You began your career as a reporter. How and why did you transition to digital delivery and innovation?

“A traditional print newsroom is a factory where well-established infrastructures and deeply-honed processes keep everything working at a high speed and a high volume. A reporter can focus just on the words for his or her article, and trust that the system would turn all the words into newspapers delivered to readers’ front doors by the next morning. The internet changed all that. Suddenly, digital journalism required cross-disciplinary teams to collaborate with no established playbook and, often, no common language. Experiments and projects abounded as technology opened up new ways to do journalism and connect with more diverse audiences. I saw project management as a force multiplier and well-run projects to be the only way to develop new best practices and processes.”

What skills from your time as a reporter have supported you as your career developed?

“Reporters have to listen and ask probing questions to understand the situation or event they’re writing about. They have to be unafraid to ask the ‘dumb questions’, and to decode jargon when they’re talking to experts. They then need to effectively communicate what they learnt to readers through their writing. They have to anticipate readers’ questions and explain the relevance and importance of the subject matter. All of these skills have direct relevance to project planning and delivery.”

How have projects influenced the current media landscape?

“Media organisations have had to adapt to simultaneous overhauls in business model (from advertising to subscription), customer habits (from print to computers to mobile), and competitors (from other newspapers to Netflix, Facebook and Tiktok). Project-oriented ways of working help by giving news organisations the flexibility and adaptability needed to survive these seismic changes. Instead of a factory mindset, they can workshop new ideas, explore and innovate. This applies to editorial formats (i.e. the rise of data journalism or interactive news applications) as well as business practices (i.e. developing metered paywalls).

“More importantly, projects have been the main way to bring new skills and disciplines into newsrooms; whether that’s software developers, audience specialists, multimedia producers, or user experience designers.”

What kind of projects excite you?

“I’m particularly excited about projects that bring artists and journalists together (and in fact I’m a cofounder of the Contemporary Narratives Lab, which attempts to do just that).

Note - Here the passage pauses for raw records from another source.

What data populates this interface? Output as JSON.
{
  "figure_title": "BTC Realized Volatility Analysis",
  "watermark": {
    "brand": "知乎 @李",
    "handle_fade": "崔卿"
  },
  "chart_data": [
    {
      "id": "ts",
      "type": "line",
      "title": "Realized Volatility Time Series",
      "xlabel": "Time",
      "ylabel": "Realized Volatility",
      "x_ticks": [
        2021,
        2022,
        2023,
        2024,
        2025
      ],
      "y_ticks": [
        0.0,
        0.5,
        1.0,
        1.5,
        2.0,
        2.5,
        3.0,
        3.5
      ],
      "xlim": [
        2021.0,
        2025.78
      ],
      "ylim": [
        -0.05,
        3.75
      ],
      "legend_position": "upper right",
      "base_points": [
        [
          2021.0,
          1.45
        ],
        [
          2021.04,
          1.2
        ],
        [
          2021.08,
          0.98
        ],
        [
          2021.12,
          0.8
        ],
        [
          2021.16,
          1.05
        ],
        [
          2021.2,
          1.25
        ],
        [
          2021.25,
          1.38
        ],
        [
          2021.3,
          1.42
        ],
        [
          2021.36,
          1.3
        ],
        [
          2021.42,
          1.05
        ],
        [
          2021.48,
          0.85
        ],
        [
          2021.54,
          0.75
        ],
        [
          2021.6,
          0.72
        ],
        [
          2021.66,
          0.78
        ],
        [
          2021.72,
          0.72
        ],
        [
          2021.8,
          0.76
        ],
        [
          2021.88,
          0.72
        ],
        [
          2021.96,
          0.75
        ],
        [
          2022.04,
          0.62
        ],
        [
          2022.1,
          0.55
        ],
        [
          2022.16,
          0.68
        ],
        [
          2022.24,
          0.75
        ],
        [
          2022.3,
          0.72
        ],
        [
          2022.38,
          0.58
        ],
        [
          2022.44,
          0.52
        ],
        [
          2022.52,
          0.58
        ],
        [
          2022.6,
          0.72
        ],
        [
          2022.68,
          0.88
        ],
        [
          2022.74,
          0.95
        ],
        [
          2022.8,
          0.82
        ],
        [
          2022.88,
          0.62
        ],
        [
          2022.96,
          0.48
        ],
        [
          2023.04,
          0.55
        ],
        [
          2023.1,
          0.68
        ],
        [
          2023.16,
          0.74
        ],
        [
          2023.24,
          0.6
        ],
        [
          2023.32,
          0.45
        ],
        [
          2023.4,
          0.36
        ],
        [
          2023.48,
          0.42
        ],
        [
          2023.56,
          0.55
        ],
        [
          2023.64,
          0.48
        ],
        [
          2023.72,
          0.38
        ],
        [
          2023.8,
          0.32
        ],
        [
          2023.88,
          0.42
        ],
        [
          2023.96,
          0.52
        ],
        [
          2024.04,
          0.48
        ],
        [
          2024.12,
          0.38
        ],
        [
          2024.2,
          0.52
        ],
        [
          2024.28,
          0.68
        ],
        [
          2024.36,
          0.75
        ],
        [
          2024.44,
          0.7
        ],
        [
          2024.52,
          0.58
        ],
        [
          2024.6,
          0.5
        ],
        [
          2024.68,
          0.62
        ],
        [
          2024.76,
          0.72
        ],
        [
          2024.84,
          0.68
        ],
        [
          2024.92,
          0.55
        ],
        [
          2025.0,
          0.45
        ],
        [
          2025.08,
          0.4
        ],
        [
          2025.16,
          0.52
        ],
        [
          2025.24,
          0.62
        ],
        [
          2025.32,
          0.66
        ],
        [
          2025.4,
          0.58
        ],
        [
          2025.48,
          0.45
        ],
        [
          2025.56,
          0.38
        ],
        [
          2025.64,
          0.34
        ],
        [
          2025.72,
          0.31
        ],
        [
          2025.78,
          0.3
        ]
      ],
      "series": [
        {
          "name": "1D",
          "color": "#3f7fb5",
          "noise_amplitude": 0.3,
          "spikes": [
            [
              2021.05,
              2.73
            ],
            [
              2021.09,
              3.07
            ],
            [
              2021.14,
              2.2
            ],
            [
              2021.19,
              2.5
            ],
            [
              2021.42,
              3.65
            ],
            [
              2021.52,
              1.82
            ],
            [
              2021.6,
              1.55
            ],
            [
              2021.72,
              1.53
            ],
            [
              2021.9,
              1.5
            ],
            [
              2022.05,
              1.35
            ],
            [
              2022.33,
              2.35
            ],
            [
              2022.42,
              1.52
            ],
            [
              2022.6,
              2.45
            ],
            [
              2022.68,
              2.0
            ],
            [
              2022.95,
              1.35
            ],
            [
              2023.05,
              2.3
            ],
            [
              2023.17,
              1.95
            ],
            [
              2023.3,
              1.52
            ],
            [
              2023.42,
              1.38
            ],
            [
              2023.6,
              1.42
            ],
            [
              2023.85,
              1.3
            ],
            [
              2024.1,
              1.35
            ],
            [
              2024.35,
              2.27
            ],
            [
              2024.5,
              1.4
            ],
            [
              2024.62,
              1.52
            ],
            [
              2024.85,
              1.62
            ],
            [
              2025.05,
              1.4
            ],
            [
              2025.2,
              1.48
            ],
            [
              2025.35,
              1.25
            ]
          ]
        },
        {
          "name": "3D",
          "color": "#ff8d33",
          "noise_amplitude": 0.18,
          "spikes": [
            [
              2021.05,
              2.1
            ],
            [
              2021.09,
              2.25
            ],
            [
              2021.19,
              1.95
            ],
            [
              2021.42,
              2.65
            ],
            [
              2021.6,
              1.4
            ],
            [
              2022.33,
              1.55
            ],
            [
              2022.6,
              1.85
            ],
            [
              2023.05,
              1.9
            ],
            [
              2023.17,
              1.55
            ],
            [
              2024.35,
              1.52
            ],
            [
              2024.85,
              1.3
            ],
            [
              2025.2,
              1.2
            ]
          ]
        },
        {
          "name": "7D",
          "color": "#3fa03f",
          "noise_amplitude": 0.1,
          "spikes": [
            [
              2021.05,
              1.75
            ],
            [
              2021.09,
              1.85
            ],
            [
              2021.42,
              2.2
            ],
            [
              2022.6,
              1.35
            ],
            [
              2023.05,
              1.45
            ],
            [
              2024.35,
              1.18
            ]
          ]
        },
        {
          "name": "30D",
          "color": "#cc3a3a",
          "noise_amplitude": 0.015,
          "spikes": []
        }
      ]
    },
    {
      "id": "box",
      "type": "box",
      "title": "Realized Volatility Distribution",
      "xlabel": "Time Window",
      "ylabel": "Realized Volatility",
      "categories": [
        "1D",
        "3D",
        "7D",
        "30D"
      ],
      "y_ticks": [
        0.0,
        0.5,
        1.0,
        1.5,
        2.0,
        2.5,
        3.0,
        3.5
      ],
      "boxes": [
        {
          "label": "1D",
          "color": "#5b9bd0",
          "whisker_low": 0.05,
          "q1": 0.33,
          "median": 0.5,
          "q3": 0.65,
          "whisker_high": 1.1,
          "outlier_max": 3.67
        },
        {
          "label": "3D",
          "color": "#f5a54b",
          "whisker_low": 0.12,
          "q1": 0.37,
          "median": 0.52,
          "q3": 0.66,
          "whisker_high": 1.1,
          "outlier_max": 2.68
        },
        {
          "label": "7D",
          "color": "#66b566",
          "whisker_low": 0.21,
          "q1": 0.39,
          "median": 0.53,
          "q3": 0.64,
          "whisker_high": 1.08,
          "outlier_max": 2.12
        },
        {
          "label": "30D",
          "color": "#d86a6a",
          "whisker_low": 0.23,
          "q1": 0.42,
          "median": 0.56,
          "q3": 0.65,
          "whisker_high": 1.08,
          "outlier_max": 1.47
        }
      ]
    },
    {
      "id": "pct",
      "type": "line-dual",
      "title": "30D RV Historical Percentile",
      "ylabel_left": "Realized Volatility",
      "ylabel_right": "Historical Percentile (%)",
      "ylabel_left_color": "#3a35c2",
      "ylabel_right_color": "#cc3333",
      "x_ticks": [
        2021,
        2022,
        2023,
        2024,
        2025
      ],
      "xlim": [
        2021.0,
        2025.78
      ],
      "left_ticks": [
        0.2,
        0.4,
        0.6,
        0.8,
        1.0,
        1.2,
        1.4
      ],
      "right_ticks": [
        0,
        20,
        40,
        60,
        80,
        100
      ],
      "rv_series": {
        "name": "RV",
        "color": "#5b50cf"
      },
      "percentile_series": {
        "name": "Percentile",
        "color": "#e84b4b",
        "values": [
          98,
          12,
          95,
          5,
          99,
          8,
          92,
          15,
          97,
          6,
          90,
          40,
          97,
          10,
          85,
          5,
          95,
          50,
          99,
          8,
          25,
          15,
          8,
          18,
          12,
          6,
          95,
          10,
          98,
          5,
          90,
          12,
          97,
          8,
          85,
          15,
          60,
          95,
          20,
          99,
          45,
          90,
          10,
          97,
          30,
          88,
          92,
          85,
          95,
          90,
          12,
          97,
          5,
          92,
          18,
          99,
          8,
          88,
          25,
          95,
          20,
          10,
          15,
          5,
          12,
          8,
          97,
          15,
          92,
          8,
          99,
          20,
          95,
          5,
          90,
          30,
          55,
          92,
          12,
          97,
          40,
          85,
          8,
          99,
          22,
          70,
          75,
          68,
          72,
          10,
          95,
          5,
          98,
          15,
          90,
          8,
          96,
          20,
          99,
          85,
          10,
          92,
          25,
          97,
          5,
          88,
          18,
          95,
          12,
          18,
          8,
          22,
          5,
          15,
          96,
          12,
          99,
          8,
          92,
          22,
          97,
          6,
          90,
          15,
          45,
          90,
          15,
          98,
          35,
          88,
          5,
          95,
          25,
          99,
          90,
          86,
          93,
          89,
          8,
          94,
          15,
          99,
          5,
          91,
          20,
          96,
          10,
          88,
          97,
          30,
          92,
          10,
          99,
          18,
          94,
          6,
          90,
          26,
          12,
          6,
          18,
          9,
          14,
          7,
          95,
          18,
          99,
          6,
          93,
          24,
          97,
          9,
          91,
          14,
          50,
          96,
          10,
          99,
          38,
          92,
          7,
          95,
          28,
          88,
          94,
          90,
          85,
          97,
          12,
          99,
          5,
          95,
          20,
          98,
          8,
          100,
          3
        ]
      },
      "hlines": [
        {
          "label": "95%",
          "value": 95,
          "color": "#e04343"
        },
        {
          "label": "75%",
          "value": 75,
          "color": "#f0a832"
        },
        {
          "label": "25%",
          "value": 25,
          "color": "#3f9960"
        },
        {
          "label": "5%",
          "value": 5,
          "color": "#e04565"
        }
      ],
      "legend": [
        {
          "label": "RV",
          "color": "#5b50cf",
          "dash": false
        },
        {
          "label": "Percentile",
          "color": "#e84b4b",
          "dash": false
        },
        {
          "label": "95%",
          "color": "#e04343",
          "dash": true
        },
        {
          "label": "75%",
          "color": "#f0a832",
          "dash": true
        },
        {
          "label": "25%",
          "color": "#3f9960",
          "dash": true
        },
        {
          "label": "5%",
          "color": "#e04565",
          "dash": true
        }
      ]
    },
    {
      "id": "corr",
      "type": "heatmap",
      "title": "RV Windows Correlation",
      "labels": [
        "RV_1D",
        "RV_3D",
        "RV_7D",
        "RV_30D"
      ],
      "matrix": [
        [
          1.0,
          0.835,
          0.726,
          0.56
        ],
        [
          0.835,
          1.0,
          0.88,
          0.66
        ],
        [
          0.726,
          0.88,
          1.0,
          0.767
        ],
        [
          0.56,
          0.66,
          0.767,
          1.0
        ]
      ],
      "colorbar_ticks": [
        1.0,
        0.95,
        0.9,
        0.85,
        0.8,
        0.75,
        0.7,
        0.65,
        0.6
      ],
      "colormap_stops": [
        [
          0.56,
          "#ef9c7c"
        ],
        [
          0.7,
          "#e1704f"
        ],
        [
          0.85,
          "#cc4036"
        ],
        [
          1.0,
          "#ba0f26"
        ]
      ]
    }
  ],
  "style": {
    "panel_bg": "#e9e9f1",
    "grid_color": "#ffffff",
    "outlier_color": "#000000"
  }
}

I believe that artists and journalists working with local communities could discover new ways to reconstruct civic spaces for dialogue and meet people’s information needs which will, in turn, reduce polarisation and preserve democracy.

“Some examples of this work include the Oakland Lowdown studio in California and the Rhizome Online Festival produced by Talk Media in Canada.”

In the UK, projects form a key part of the Levelling Up agenda. In your view, is the diversity and value of project work properly understood within the media, and can the media help raise public awareness of this?

“There’s still a long way to go. Projects are generally reported upon when they go wrong, or over budget. Meanwhile, many impressive accomplishments (the COVID-19 vaccine rollout, for example) are not necessarily thought of as projects. The media can help to a degree, but it’s also human nature to be more concerned with the outcomes rather than the path taken to get there.

“As the UK government attempts to address regional inequalities through the Levelling Up programme, the demands for people who are professionals at facilitating collaboration, ensuring timely delivery, and are effective communicators will grow across many different industries. I believe that APM has a key role to play in both democratising these skills and professionalising the discipline of project management in industries, like the media, that don’t have this tradition.”